The nearest major towns are Bad Hersfeld (some 15 km to the southwest), Rotenburg (some 12 km to the northwest) and Eisenach (some 35 km to the east).

===Neighbouring communities===
Ronshausen borders in the northwest on the town of Bebra (outlying centre of Weiterode), in the northeast on the community of Nentershausen, in the east on the community of Wildeck, in the south Friedewald and in the west on the community of Ludwigsau (all in Hersfeld-Rotenburg).

===Constituent communities===
Ronshausen has only one outlying Ortsteil, Machtlos.

==History==
In 1061, Ronshausen had its first documentary mention as Runteshuson in a donation document to the Fulda Abbey. The outlying centre of Machtlos had its first documentary mention as villa Mechtolves in 1329. The name Mechtolves (gen.) meant “of the mighty wolf”

From 1359, a toll station was set up at Ronshausen, which exacted road tolls for the Ulfestraße (road) until 1834. As early as 1386, Ronshausen belonged to the Landgraves of Hesse.

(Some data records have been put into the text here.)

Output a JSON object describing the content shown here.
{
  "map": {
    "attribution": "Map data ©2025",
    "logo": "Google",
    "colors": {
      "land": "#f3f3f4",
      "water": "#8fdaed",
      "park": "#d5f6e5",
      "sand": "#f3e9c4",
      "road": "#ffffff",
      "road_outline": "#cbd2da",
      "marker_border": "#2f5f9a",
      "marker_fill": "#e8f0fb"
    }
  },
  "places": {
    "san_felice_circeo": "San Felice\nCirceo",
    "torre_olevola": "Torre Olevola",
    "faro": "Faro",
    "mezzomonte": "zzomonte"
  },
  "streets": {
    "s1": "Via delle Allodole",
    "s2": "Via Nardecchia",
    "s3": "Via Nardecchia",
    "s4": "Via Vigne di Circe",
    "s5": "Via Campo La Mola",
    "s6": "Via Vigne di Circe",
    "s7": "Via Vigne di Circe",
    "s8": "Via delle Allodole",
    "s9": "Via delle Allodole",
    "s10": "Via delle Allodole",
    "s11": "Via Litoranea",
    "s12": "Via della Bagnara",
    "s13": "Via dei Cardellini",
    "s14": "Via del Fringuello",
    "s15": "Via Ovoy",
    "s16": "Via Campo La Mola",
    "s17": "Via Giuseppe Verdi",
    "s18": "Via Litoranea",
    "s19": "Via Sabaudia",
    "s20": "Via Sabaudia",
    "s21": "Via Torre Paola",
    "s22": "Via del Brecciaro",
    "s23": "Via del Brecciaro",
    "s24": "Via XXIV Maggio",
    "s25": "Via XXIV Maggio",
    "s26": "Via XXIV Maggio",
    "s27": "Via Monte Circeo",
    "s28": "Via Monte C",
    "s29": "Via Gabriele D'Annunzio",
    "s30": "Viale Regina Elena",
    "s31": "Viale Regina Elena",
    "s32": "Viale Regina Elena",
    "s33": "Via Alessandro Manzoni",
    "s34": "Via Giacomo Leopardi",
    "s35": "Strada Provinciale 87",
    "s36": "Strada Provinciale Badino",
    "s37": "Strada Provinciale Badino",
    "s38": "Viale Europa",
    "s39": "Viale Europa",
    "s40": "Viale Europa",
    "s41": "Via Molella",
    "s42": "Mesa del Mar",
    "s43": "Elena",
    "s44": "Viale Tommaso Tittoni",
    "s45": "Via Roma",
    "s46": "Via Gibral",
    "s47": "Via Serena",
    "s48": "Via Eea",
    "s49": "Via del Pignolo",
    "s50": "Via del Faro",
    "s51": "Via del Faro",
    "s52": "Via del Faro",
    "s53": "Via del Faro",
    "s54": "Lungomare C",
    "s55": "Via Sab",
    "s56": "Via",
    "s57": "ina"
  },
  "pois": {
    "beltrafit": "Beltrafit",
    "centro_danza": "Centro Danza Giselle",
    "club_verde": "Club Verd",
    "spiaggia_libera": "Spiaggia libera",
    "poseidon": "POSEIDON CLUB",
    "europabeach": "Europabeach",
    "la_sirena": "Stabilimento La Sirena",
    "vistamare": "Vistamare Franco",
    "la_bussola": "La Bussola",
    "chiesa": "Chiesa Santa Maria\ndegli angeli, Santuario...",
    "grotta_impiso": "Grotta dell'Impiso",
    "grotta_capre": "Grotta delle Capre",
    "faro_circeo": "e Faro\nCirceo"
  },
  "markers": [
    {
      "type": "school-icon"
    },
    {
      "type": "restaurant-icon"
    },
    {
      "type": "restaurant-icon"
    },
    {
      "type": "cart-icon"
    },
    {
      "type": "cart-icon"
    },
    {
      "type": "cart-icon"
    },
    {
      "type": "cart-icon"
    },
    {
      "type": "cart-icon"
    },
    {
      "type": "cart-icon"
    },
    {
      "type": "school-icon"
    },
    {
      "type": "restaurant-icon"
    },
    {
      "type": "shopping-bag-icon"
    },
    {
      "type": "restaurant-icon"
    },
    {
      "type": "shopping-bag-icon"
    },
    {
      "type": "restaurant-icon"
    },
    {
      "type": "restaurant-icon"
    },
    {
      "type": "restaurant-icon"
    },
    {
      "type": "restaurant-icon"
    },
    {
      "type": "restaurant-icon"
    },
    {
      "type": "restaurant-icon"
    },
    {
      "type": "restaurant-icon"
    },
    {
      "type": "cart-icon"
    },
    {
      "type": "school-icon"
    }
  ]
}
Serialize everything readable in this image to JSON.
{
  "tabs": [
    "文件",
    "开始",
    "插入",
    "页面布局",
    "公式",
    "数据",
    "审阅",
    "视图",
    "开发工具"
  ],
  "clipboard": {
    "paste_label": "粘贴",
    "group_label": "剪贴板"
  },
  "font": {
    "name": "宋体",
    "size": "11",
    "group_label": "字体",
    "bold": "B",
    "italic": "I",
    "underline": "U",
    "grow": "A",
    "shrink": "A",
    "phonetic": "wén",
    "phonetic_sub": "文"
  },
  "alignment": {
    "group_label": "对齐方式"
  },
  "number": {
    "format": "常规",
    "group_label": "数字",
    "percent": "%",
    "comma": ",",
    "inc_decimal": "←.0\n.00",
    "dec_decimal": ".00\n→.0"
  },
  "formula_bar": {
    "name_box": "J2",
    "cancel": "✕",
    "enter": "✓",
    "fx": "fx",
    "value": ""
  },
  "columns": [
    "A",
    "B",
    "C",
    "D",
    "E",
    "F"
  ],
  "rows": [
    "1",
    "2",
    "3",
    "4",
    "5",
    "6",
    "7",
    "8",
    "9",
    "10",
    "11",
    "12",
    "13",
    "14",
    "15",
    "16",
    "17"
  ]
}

In the Thirty Years' War from 1618 to 1648 and the Seven Years' War from 1756 to 1763, the community was abandoned several times, but already by 1780, there was a mention of Ronshausen as a big village of 468 inhabitants.

Until the mid 19th century, the community was characterized by agricultural pursuits. Only when the Bebra-Eisenach railway was built did this change. Tourism has played a rôle since the mid 20th century.

The community of Machtlos was amalgamated with Ronshausen in 1972 as part of municipal reform.

==Politics==

===Community council===

The municipal election held on 26 March 2006 yielded the following results:

| Parties and voter communities |  | % 2006 | Seats 2006 | % 2001 | Seats 2001 |
| CDU | Christian Democratic Union of Germany | 19.3 | 3 | 20.1 | 3 |
| SPD | Social Democratic Party of Germany | 55.2 | 8 | 57.6 | 9 |
| FDP | Free Democratic Party | 9.7 | 2 | – | – |
| FWG | Freie Wählergemeinschaft Ronshausen | 15.8 | 2 | 22.3 | 3 |
| Total |  | 100.0 | 15 | 100.0 | 15 |
| Voter turnout in % |  | 62.2 |  | 72.2 |  |

The community's executive (Gemeindevorstand) is made up of five members, with four seats allotted to the SPD and one to the CDU.

===Mayor===
Mayor Friedhold Zilch (SPD) was once again elected on 30 October 2005 with 62.7% of the vote.

===Town partnerships===
- Genas, Rhône, France since 1976
- Frauensee, Thuringia since 1990

==Culture and sightseeing==

===Buildings===
- 800-year-old fortress church with rustic Baroque paintings

===Culinary specialities===
At a local butcher shop is made a local speciality called the Januar-Stracke, a kind of aged pork sausage.

==Economy and infrastructure==

===Transport===
Ronshausen has a railway station on the Thüringer Bahn from Eisenach to Bebra.